Читать «Великое» онлайн - страница 80

Михаил Самуэлевич Генделев

Причем — сильной, точной линией. Дебет-кредит, сальдо.

Что-то его настораживало в этом волевом уточнении приблизительного (на первый взгляд) мира; второй — пристальный взгляд — опровергал переводную картинку, подкладывая непрошеные объяснения. Был и третий план — задник, негусто прописанный памятью: он обязательно где-то — нет — не видел, но чувствовал, испытывал подобное море Где? Ну? Так же внятно и отчетливо?

Крым! Коктебель.

Его зовут Миша Генделев.

Поступил в мед. Родители дали денег. Каникулы поступившего.

Собственно, вся последующая его жизнь, ежедневная — до каждого сна, после которого все сначала, до каждой дежурной смерти, — вся жизнь его была лишь уточнением и усложнением, реже опровержением в деталях того — «вот он! это я, Миша Генделев» — анонима.

Это было обретение права на владение именем и телом собственным, хотя и не очень законного права; обретение права на аренду этого своего тела, бессмертного безусловно.

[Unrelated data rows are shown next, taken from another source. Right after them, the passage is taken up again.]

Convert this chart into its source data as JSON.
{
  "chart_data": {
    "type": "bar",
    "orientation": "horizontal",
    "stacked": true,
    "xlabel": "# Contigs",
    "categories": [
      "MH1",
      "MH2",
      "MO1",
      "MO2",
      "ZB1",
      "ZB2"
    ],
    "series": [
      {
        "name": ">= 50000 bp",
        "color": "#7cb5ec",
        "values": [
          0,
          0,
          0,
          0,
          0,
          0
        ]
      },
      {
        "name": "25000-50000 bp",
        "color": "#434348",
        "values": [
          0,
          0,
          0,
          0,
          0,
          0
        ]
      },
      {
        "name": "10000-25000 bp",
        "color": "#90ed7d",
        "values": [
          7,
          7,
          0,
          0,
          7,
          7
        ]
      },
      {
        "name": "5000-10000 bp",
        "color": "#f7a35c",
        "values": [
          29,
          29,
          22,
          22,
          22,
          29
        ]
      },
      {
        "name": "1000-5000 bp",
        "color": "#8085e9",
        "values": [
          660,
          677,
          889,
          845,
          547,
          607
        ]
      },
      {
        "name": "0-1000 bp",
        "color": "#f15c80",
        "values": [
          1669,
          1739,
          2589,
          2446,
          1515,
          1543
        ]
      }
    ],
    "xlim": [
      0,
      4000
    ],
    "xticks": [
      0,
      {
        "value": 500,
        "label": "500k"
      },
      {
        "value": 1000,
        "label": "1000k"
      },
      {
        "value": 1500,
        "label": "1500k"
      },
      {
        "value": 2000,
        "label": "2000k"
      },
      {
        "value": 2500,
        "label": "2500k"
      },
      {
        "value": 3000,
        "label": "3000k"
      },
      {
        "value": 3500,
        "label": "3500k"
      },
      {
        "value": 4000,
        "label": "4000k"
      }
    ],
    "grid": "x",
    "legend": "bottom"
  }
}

Обретение имени, каким он сам именует себя.

Право распоряжаться некоторыми деньгами (и право на мотовство, на неумение тратить, жадничая и искушаясь), право, например, пить подлое, дешевое тогда вино — доморощенную изабеллу, сколько он хочет и по обстоятельствам молодечества (со спазмами, конечно, — неудержимого сквозь руки — пристольного блева, позор, позор, какое это имеет значение, милый, забудь, право!).

Право на неожиданно нешелковистый, неожиданно крупный, распускающийся и освобождающийся, влажнеющий хохол в медленно мерцающем ее межножии. Право на открывающееся, углубляющееся, слабнущее — по мере передачи ему — отдельное от нее (ее, которая будет сама уточняться — каждую его смерть) межножие. Отдельно от нее (…а вот это я зря. Где я сейчас возьму ему Елену, сейчас, на пустом, раскаленном, высоком бетонном берегу, к которому причалено огромным бортом — чужое море. Где я сейчас возьму ему бабу, ему, испытывающему очевидное интимное неудобство, а в одной руке — ручка автомата, в другой — полотенце, он вообще-то идет умываться, совершать свой упущенный мойдодыр, где я возьму ему распахнутую девочку — именно сейчас, когда вожделение скрутило его, — что за садизм? — На тебе Елену, бедный!) — его (уже его!) раздвинутое ее межножие с на ощупь слипающейся ее темнотой, жадное — облизывающее пальцы нового хозяина. Взятое право.

Право новой геометрии и новой механики их тел (его и ее, которая будет уточняться каждую смерть), их демонстрационных муляжей. Насквозь пробитых в центре новой их теперь тяжести. В самое сладчайшее вонзенное — спицей скрепляющей их (даже разъединившихся).

Право новой геометрии, когда все предшествующее меж ними — с облегчением, долго накипавшим и разрешившимся — сменой кадра, — просто перенесено в новый центр удесятеренной их (с ней, которая будет уточнять свои черты и свойства в каждой своей смерти) общей тяги.

А важные когда-то слова и жесты разынтонируются, и он обретет право вертеть их тела. (А ее, разинутую, — вертеть хоть вниз головой, разваливая ее тело до нового открывшегося раз и навсегда — перекрестья ее симметрии.) Обретенное право растянуть ее на крестовине, право его!